Laparoscopic Repair of Paraesophageal Hernias: the Last Ten Years

Michael Latzko, MD, Frank Borao, MD FACS, Anthony Squillaro, MD FACS, Jonas Mansson, MD, William Barker, MD, Thomas Baker. Monmouth Medical Center

 

Background: Laparoscopy has quickly become the standard surgical approach to repair paraesophageal hernias (PEH). Although many centers routinely perform this procedure, relatively high recurrence rates have led many to question this approach. We sought to evaluate outcomes in our cohort of patients with emphasis on recurrence rates, symptom improvement and its correlation with true radiologic recurrence seen on contrast imaging.
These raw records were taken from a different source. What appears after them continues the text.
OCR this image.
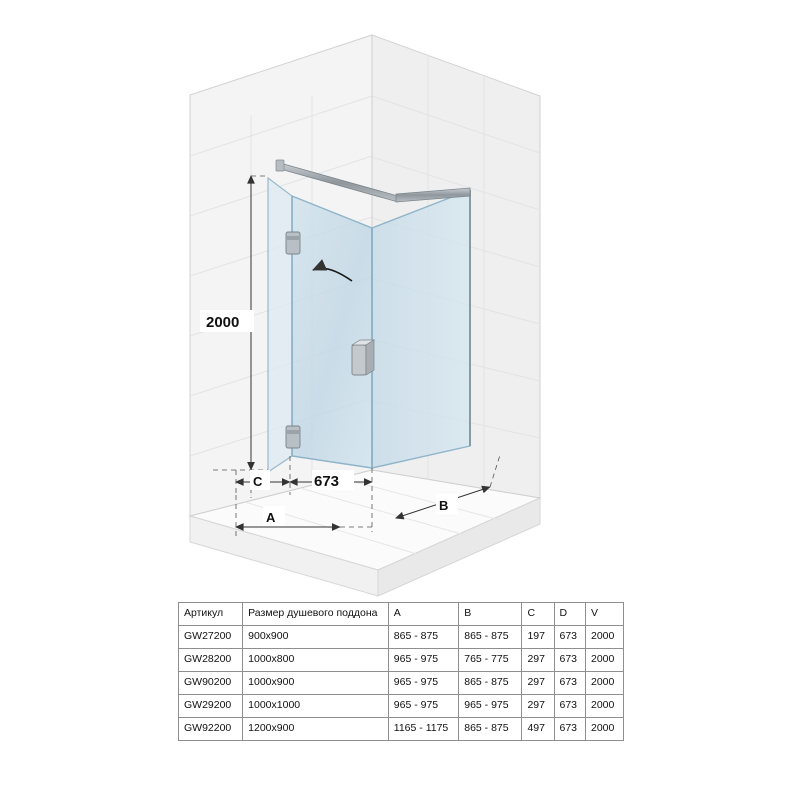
2000
673
C
A
B
Артикул	Размер душевого поддона	A	B	C	D	V
GW27200	900x900	865 - 875	865 - 875	197	673	2000
GW28200	1000x800	965 - 975	765 - 775	297	673	2000
GW90200	1000x900	965 - 975	865 - 875	297	673	2000
GW29200	1000x1000	965 - 975	965 - 975	297	673	2000
GW92200	1200x900	1165 - 1175	865 - 875	497	673	2000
Methods: We retrospectively identified 126 consecutive patients who underwent laparoscopic repair of a large PEH between 2000 and 2010. Clinical outcomes were reviewed, and data was collected regarding operative details, peri-operative and post-operative complications, symptoms, and follow-up imaging. Radiologic evidence of any size hiatal hernia of was considered to be a recurrence.
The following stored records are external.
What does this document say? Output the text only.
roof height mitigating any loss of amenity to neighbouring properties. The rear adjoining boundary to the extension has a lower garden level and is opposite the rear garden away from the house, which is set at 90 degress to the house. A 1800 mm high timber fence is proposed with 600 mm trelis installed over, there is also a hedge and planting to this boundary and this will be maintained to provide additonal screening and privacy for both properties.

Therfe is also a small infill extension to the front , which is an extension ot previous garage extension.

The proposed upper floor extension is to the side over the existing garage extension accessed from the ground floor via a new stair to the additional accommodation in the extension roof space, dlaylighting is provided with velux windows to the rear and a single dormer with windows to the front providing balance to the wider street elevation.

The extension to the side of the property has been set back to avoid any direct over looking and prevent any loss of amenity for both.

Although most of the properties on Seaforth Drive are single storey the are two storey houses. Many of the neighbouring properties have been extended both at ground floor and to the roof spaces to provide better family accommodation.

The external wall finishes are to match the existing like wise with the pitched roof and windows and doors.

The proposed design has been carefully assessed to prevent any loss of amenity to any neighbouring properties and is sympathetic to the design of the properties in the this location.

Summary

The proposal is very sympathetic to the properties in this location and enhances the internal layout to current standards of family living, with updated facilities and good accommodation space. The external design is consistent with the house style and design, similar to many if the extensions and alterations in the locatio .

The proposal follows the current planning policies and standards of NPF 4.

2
Results: There were 95 female and 31 male patients with a mean (± SD) age of 71 ± 14 years. Laparoscopic repair was completed successfully in 120/126 patients with 6 operations converted to open procedures. 126  patients (79%) received crural re-inforcement with mesh, and 13 patients (11%) had a Collis gastroplasty performed. Fundoplications were performed in 113 patients (89%); Nissen (111), Dor (1), and Toupet (1). Radiographic surveillance was available for 89 patients (71%), obtained at mean time interval of 23 months post-operatively. Radiographic evidence of a recurrence was present in 19/81 patients (21%) with available imaging. Re-operation was necessary in six patients (5%); five for symptomatic recurrence (4%), and one for dysphagia (1%). Median length of stay was 4 days.
Conclusion: Laparoscopic PEH repair results in excellent outcome with short length of stay when performed at an experienced center. Radiologic recurrence is observed relatively frequently with routine surveillance, however many of these recurrences are small and few patients require correction of the recurrence. Furthermore, these small recurrent hernias are often asymptomatic and do not seem to be associated with the same risk for developing severe complications as the initial PEH.